Second life lesson…. there are times when you have to GO! You don’t have all the time in the world, you gotta get business done quick or the moment is over. And it was… I lost on points.

If I am honest, I wasn’t really concerned with the outcome of the fight, I just wanted to know and feel that I had fought good (technical Muay Thai), and put on my best performance on the night. I felt I did and I had progressed so much from my last fight even though I didn’t get the win. I actually remember looking into my opponent’s eyes and seeing her soul as we hit bone on bone over and over. Not even hearing the crowd, just Noi and Chai’s voices shouting every opportunity they could see for me.

At the end of the fight, the Thai crowd tipped me money (1000tbh) to show respect because it was such a courageous brave battle. I was both honored and touched by this as I knew the respect was real and I was fighting legit Muay Thai. I had war wounds, my shins were raw but I felt awesome. It reminded me how durable the human body is and what it can withstand especially when your mindset and positive thinking is in the right place.
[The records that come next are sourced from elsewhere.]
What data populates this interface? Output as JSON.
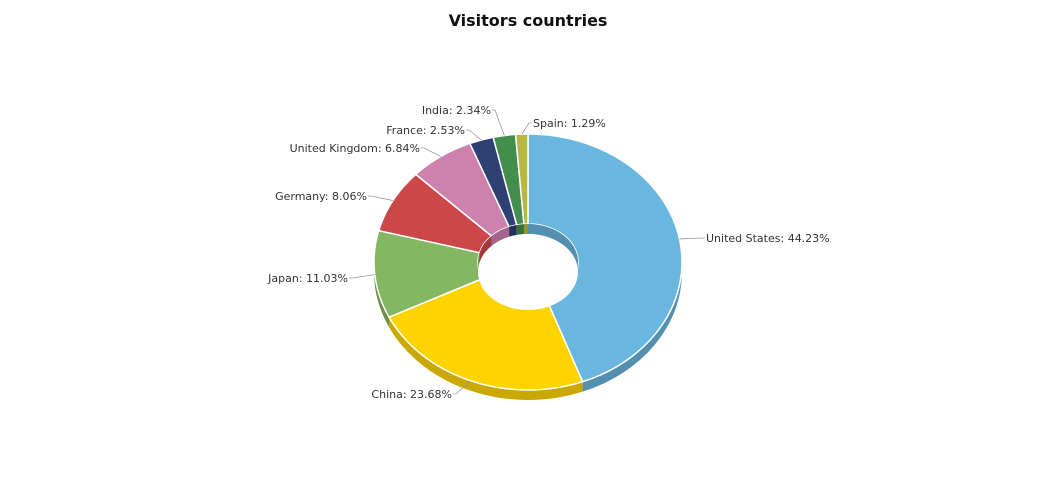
{
  "chart_data": {
    "type": "pie",
    "title": "Visitors countries",
    "series": [
      {
        "name": "United States",
        "value": 44.23,
        "label": "United States: 44.23%",
        "color": "#69b6de",
        "side": "#548fb0"
      },
      {
        "name": "China",
        "value": 23.68,
        "label": "China: 23.68%",
        "color": "#fed300",
        "side": "#c9a800"
      },
      {
        "name": "Japan",
        "value": 11.03,
        "label": "Japan: 11.03%",
        "color": "#84b761",
        "side": "#699249"
      },
      {
        "name": "Germany",
        "value": 8.06,
        "label": "Germany: 8.06%",
        "color": "#cc4748",
        "side": "#a23839"
      },
      {
        "name": "United Kingdom",
        "value": 6.84,
        "label": "United Kingdom: 6.84%",
        "color": "#cd82ad",
        "side": "#a3668a"
      },
      {
        "name": "France",
        "value": 2.53,
        "label": "France: 2.53%",
        "color": "#2f4074",
        "side": "#22305b"
      },
      {
        "name": "India",
        "value": 2.34,
        "label": "India: 2.34%",
        "color": "#448e4d",
        "side": "#356f3c"
      },
      {
        "name": "Spain",
        "value": 1.29,
        "label": "Spain: 1.29%",
        "color": "#b7b83f",
        "side": "#929332"
      }
    ],
    "donut": true,
    "depth_3d": true,
    "legend": "none"
  }
}
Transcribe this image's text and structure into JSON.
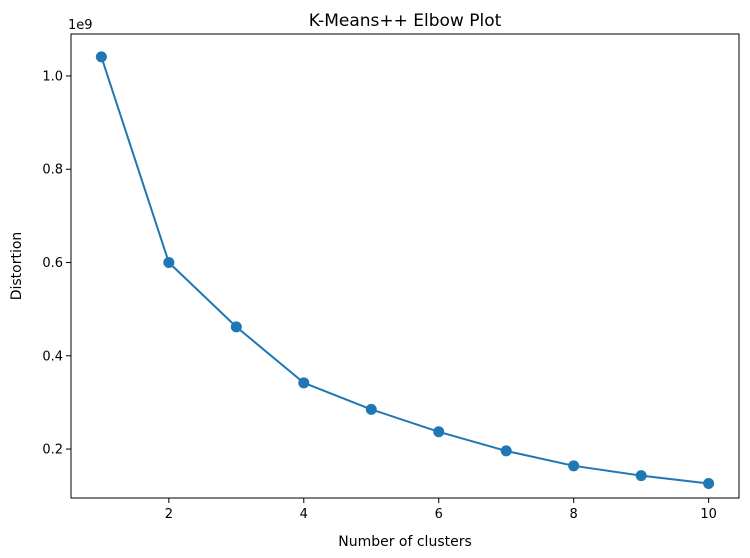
{
  "chart_data": {
    "type": "line",
    "title": "K-Means++ Elbow Plot",
    "xlabel": "Number of clusters",
    "ylabel": "Distortion",
    "y_offset_label": "1e9",
    "xlim": [
      0.55,
      10.45
    ],
    "ylim": [
      0.095,
      1.09
    ],
    "x_ticks": [
      2,
      4,
      6,
      8,
      10
    ],
    "y_ticks": [
      0.2,
      0.4,
      0.6,
      0.8,
      1.0
    ],
    "y_tick_labels": [
      "0.2",
      "0.4",
      "0.6",
      "0.8",
      "1.0"
    ],
    "grid": false,
    "series": [
      {
        "color": "#1f77b4",
        "marker": "circle",
        "x": [
          1,
          2,
          3,
          4,
          5,
          6,
          7,
          8,
          9,
          10
        ],
        "y": [
          1.041,
          0.6,
          0.462,
          0.342,
          0.285,
          0.237,
          0.196,
          0.164,
          0.143,
          0.126
        ]
      }
    ]
  }
}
With all that said, nothing could have prepared me for the hurt and disappointment I felt from my coaches the day after. Nothing was said, I could just feel the emotion. Third life lesson… ‘ when you go into battle as a team, you step on the battlefield together ‘

“ We feel like this because we could see that you could win easy and you were much better than she. But you had a good fight. That’s Muay Thai “ Charoon Juntra’s words (pictured) are always so powerful. When he speaks you listen. He never bullshits and tells you exactly how it is. That’s why I have the upmost respect for him. He often (without knowing) gives me inspiration for my motivational quotes and speeches. I looked at all three of my trainers, Charoon, Noi, Chai, and then it dawned on me. They had so much belief and hope in me and when it came to the moment of truth where I had to believe in myself without hesitation, it didn’t happen. All of a sudden I felt that I had let them down as well as myself as it was there for the taking. I know this better than anyone that as a trainer, your work is measured on how good your students are. When they don’t succeed, you go through an emotional rollercoaster with them of why they didn’t. You are connected. When they are tested, you are in that ring with them, willing them to win. When they take an unnecessary loss, it’s heartbreaking. Then the words came out of my mouth “ I want a rematch….”

And so the story continues…..

It is not the victories you learn the most from in life, it is the defeats. They are our greatest lessons and hold the answers to how we can constantly improve ourselves as human beings. Knowledge is infinite. Roll on March! Ous!